Segundo o pesquisador do Núcleo de Estudos Brasil-China da FGV Direito Rio, Daniel Veras, a comunidade chinesa no Brasil conta com mais de 200 mil integrantes, sendo que metade vive na cidade de São Paulo. Em sua participação no ciclo de palestras online realizado ano passado pela Coordenadoria de Estudos da Ásia (CEASIA) e o Grupo de Estudos sobre a História da Ásia (GESHA), ambos da Universidade Federal de Pernambuco (UFPE), ele afirmou que até a década de 1980, o fluxo de chineses era proveniente da região chinesa de Taiwan. Após esta época, a China continental foi o local de origem dos imigrantes. Ele ainda acrescentou que diferentemente das imigrações japonesa e italiana, cujos governos estavam envolvidos para trazer estas populações ao Brasil, os chineses chegaram ao país em ondas desconectadas. "A vinda deles é parte de uma iniciativa individual das famílias que procuram morar em cidades e, normalmente, tem um caráter empreendedor", explicou Veras.

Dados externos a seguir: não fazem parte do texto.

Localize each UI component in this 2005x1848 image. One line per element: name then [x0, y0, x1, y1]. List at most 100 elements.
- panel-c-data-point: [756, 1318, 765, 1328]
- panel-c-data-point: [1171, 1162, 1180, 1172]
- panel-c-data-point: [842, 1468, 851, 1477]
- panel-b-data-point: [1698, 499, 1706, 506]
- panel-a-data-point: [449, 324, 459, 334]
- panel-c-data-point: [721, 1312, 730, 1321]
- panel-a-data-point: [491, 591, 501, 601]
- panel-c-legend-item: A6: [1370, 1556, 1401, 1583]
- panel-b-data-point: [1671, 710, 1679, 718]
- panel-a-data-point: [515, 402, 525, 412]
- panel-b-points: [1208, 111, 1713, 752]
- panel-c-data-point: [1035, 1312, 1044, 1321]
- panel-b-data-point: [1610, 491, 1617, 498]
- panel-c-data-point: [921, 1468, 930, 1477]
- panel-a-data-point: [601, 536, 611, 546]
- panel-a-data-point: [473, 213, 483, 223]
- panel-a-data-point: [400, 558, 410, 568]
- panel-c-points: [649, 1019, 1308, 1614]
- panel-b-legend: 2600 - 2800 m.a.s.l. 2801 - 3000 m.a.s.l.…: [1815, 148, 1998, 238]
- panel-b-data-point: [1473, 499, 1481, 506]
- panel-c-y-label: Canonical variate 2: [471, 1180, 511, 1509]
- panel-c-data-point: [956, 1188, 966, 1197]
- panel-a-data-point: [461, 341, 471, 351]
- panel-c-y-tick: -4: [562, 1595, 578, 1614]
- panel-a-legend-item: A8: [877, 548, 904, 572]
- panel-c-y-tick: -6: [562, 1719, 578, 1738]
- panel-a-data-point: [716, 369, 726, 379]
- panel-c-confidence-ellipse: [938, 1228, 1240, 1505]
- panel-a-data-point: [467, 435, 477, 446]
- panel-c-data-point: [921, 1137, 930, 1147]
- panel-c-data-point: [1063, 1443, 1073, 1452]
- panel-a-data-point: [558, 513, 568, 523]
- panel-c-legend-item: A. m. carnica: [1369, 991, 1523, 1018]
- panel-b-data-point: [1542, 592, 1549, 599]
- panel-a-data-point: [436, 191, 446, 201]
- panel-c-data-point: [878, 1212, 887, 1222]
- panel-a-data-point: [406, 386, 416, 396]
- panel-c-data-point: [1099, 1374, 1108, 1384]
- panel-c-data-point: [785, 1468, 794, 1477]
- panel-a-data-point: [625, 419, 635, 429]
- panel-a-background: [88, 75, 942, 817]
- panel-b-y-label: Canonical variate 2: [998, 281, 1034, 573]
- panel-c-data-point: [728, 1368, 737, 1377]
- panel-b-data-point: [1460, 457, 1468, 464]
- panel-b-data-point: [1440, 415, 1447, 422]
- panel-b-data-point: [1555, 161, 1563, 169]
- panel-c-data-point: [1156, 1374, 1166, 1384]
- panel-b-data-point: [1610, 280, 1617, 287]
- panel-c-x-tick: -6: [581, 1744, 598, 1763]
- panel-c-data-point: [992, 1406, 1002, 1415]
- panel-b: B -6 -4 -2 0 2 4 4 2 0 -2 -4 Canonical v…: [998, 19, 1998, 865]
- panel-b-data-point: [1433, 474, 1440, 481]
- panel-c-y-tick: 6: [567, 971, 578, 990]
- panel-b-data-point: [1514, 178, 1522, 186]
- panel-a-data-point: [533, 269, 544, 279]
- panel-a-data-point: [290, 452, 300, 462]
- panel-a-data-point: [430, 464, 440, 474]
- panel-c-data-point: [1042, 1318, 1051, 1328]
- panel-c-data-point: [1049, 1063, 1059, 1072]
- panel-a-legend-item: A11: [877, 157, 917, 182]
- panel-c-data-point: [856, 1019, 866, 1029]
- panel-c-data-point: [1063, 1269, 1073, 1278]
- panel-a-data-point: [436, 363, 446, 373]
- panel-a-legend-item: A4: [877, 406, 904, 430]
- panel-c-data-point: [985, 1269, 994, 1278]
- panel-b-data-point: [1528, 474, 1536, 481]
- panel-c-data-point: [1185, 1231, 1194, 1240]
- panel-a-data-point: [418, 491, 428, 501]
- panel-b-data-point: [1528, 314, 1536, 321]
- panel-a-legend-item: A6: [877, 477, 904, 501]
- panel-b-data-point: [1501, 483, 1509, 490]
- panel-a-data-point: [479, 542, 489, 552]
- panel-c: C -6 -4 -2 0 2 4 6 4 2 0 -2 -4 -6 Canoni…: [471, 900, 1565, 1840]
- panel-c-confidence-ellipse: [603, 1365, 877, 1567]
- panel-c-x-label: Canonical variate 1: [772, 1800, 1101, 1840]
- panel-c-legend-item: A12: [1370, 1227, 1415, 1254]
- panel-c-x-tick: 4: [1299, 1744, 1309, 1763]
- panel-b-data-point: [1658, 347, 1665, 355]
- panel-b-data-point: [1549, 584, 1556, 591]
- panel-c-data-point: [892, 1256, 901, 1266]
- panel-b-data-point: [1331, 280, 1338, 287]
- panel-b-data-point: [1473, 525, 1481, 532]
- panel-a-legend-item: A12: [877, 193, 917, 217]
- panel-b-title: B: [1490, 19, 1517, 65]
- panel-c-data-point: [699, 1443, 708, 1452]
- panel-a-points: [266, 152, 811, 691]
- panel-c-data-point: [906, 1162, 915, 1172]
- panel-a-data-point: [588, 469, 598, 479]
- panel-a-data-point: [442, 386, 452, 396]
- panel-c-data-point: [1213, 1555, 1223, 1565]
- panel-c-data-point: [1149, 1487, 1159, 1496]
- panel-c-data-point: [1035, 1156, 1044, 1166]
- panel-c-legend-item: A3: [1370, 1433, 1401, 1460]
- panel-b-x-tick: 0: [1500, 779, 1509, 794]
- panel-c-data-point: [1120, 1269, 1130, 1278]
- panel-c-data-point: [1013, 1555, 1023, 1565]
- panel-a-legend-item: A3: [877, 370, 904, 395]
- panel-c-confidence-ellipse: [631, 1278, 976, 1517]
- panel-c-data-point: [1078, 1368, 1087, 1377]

Esta característica peculiar da imigração chinesa pode ser explicada pela história. O professor adjunto na Universidade do Estado do Rio de Janeiro-UERJ, André Bueno, em sua palestra realizada no mesmo evento, abordou os projetos migratórios para o Brasil, sob uma perspectiva chinesa. Tais iniciativas são uma parte da historiografia brasileira que ainda se encontra praticamente ignorada, segundo ele.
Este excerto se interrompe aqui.